00:08:24 Ce n'est pas que important pour les glaciologues, c'est sûr.
00:08:31 Mais c'est magique.
00:08:32 Tu vois qu'il a quand même un corps de l'énergie, ce glacier.
00:08:36 Franchement, il se bat.
00:08:37 Le fait qu'il soit ultra crevassé,
00:08:39 ça nous montre qu'il y a encore énormément de glace qui pousse,
00:08:42 qui essaie de bouger toute cette masse en direction de l'océan.
00:08:45 Donc il en a un corps sous le pied, Nordensjøllbren.
00:08:48 Il est connecté à une énorme calotte juste derrière ici, les montagnes.
00:08:53 Donc il a de la chance, il a encore pas mal de décennies devant lui,
00:08:57 mais là, en partie basse,
00:09:00 tout montre que le glacier est en train de subir
00:09:03 un changement climatique catastrophique.
00:09:05 Je ne sais pas si tu arrives à voir, mais on voit ces veines,
00:09:13 ces lignes dans la glace.
00:09:15 Et en fait, chaque ligne,
00:09:20 c'est une année d'accumulation de neige sur le glacier.

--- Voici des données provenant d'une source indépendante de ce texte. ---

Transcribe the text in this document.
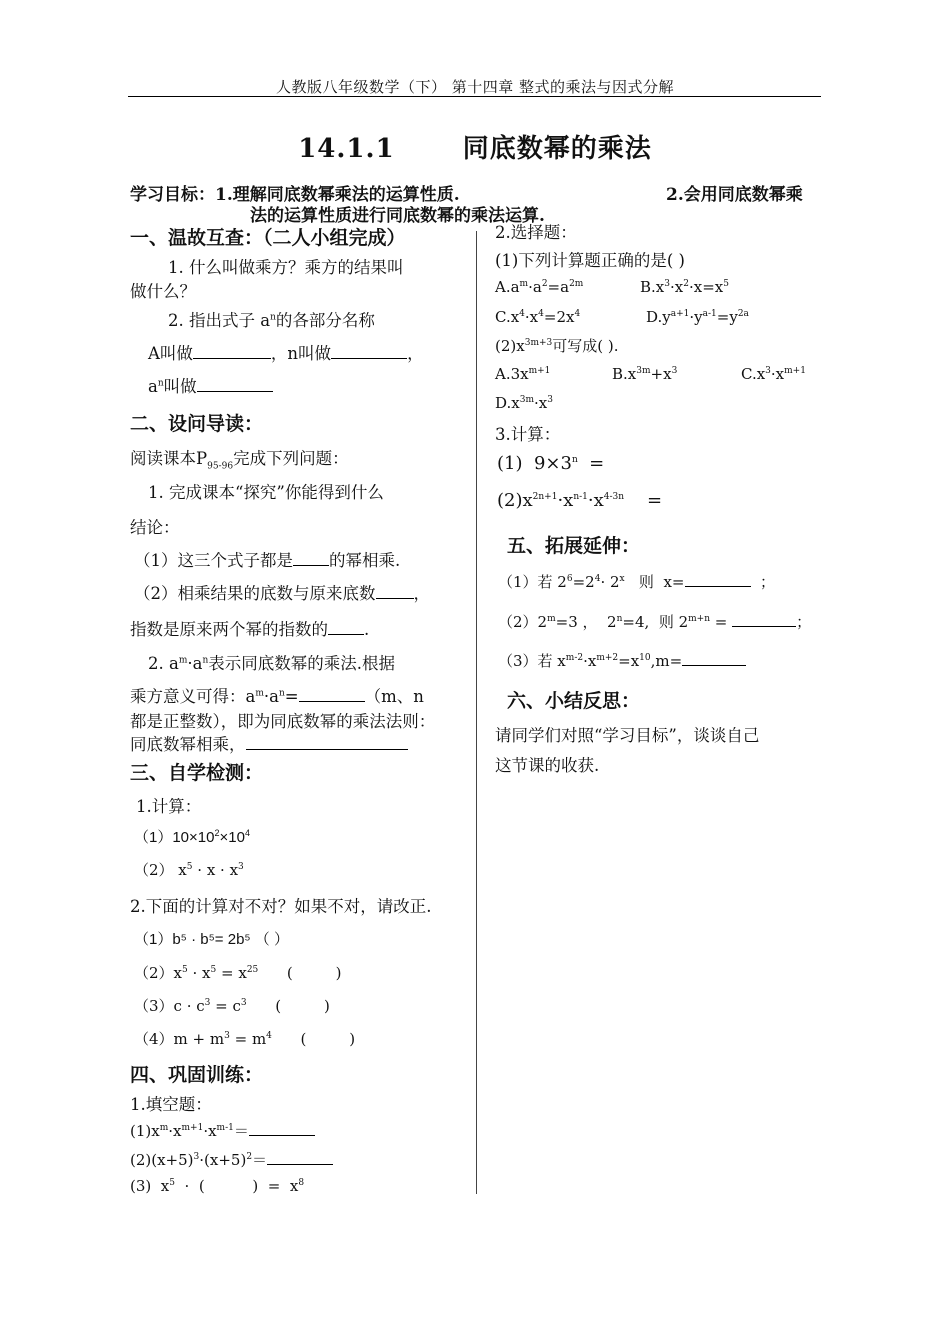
人教版八年级数学（下） 第十四章 整式的乘法与因式分解
14.1.1	同底数幂的乘法
学习目标：1.理解同底数幂乘法的运算性质.	2.会用同底数幂乘
法的运算性质进行同底数幂的乘法运算.
一、温故互查：（二人小组完成）
1. 什么叫做乘方？乘方的结果叫
做什么？
2. 指出式子 $a^n$的各部分名称
A叫做	，n叫做	，
$a^n$叫做
二、设问导读：
阅读课本$P_{95-96}$完成下列问题：
1. 完成课本“探究”你能得到什么
结论：
（1）这三个式子都是 的幂相乘.
（2）相乘结果的底数与原来底数 ，
指数是原来两个幂的指数的 .
2. $a^m\cdot a^n$表示同底数幂的乘法.根据
乘方意义可得：$a^m\cdot a^n=$	（m、n
都是正整数），即为同底数幂的乘法法则：
同底数幂相乘，
三、自学检测：
1.计算：
$(1)10\times 10^2\times 10^4$
（2） $x^5 \cdot x \cdot x^3$
2.下面的计算对不对？如果不对，请改正.
（1）b⁵ · b⁵= 2b⁵ （ ）
$(2)x^5 \cdot x^5 = x^{25}$      (         )
$(3)c \cdot c^3 = c^3$      (         )
$(4)m + m^3 = m^4$      (         )
四、巩固训练：
1.填空题：
$(1)x^m\cdot x^{m+1}\cdot x^{m-1}=$
$(2)(x+5)^3\cdot(x+5)^2=$
(3)  $x^5$  ·  (          )  =  $x^8$
2.选择题：
(1)下列计算题正确的是( )
$A.a^m\cdot a^2=a^{2m}$	$B.x^3\cdot x^2\cdot x=x^5$
$C.x^4\cdot x^4=2x^4$	$D.y^{a+1}\cdot y^{a-1}=y^{2a}$
$(2)x^{3m+3}$可写成( ).
$A.3x^{m+1}$	$B.x^{3m}+x^3$	$C.x^3\cdot x^{m+1}$
$D.x^{3m}\cdot x^3$
3.计算：
(1)  $9\times 3^n$  =
$(2)x^{2n+1}\cdot x^{n-1}\cdot x^{4-3n}$    =
五、拓展延伸：
（1）若 $2^6=2^4\cdot 2^x$   则  x=	；
$(2)2^m=3$ ，  $2^n=4$,  则 $2^{m+n}$ =	；
（3）若 $x^{m-2}\cdot x^{m+2}=x^{10},m=$
六、小结反思：
请同学们对照“学习目标”，谈谈自己
这节课的收获.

00:09:22 C'est un peu comme les cernes d'un arbre.
00:09:26 En fait, tu peux, si on le faisait comme il faut,
00:09:28 tu peux compter le nombre de ces lignes
00:09:31 pour reconstruire l'âge du glacier.
00:09:35 Et donc là, on est en face d'un sacré vieillard, quand même.
00:09:39 Cette glace a facilement plusieurs centaines d'années.
00:09:43 Et toute cette mémoire,
00:09:46 on est en train de la voir disparaître sous nos yeux.
00:09:49 Il y a toujours un aspect de fou quand tu regardes ces glaciers.
00:09:53 Pour moi, c'est vraiment la pureté absolue.
00:09:56 Il n'y a pas plus beau, je trouve, sur Terre,
00:09:58 ou du moins dans l'Arctique, des glaciers pareils.
00:10:01 Mais tu sais que s'il y a un morceau de glace qui se décroche,
00:10:05 franchement, on est tellement proche, on est mort.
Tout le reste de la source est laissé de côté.